Cultured neurohypophysial cells from human fetuses aged 130–155 days release into the culture medium an active principle which has antidiuretic, hydroosmotic and rat uterine activities. The chromatographic mobility of the active principle, as well as the susceptibility of all of the above activities to tryptic digestion, indicates the presence of a basic peptide identical to arginine vasotocin (AVT). The ability of these cultured cells, which are probably ependymal cells, to release the above activities during 43 days of incubation, suggests that AVT is synthesized and secreted by specialized ependymal cells in the developing human neurohypophysis. Neither in the culture media from anterior pituitaries of the same fetuses nor in control culture media could antidiuretic, rat uterine or hydroosmotic activities be detected.

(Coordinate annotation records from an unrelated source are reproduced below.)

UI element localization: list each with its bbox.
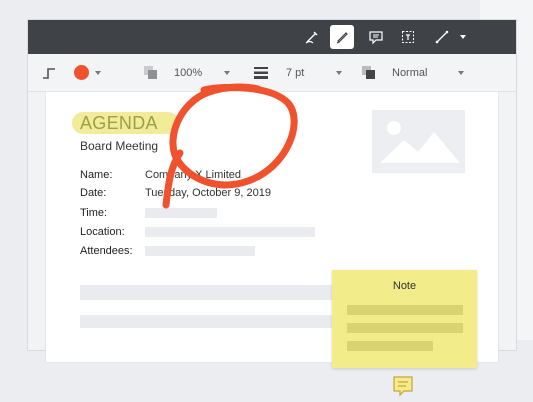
line-dropdown-icon[interactable] (460, 35, 466, 39)
pdf-viewer-window: 100% 7 pt Normal AGENDA Board Meeting Na… (28, 20, 516, 397)
location-label: Location: (80, 226, 125, 238)
note-line (347, 341, 433, 351)
attendees-placeholder (145, 246, 255, 256)
text-line (80, 285, 334, 300)
freehand-circle-annotation[interactable] (118, 37, 318, 209)
sticky-note[interactable]: Note (332, 270, 477, 368)
image-placeholder (372, 110, 465, 173)
chevron-down-icon (458, 70, 464, 75)
text-box-icon[interactable] (396, 25, 420, 49)
color-picker[interactable] (74, 54, 101, 91)
chevron-down-icon (336, 70, 342, 75)
comment-icon[interactable] (364, 25, 388, 49)
line-icon[interactable] (430, 25, 454, 49)
note-line (347, 305, 463, 315)
attendees-label: Attendees: (80, 245, 133, 257)
highlighter-pen-icon[interactable] (330, 25, 354, 49)
blend-mode-select[interactable]: Normal (388, 54, 468, 91)
blend-mode-icon (362, 54, 376, 91)
document-viewport[interactable]: AGENDA Board Meeting Name: Company X Lim… (28, 83, 516, 397)
image-icon (380, 121, 460, 163)
color-swatch (74, 65, 89, 80)
blend-mode-value: Normal (392, 66, 428, 79)
time-placeholder (145, 208, 217, 218)
name-label: Name: (80, 169, 113, 181)
chevron-down-icon (95, 70, 101, 75)
date-label: Date: (80, 187, 107, 199)
note-line (347, 323, 463, 333)
comment-marker-icon[interactable] (392, 375, 414, 397)
line-style-icon[interactable] (42, 54, 56, 91)
time-label: Time: (80, 207, 108, 219)
note-title: Note (392, 280, 417, 292)
location-placeholder (145, 227, 315, 237)
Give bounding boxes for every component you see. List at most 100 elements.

Although the nonincubated neurohypophyses of the same age contain pharmacological activities suggesting the presence of vasopressin, oxytocin and AVT, the neurohypophysial cells cultured in vitro apparently release only AVT into the medium. This supports the suggestion that whereas vasopressin and oxytocin are synthesized in the hypothalamic neurosecretory cells, AVT, on the contrary, appears to be synthesized by ependymal neurohypophysial cells in the developing human neurohypophysis. Consequently, the fetal human neurohypophysis, and presumably the fetal mammalian neurohypophysis, appears not only as a storage site for neurohypophysial hormones but also as an endocrine structure which synthesizes and secretes AVT by ependymosecretion.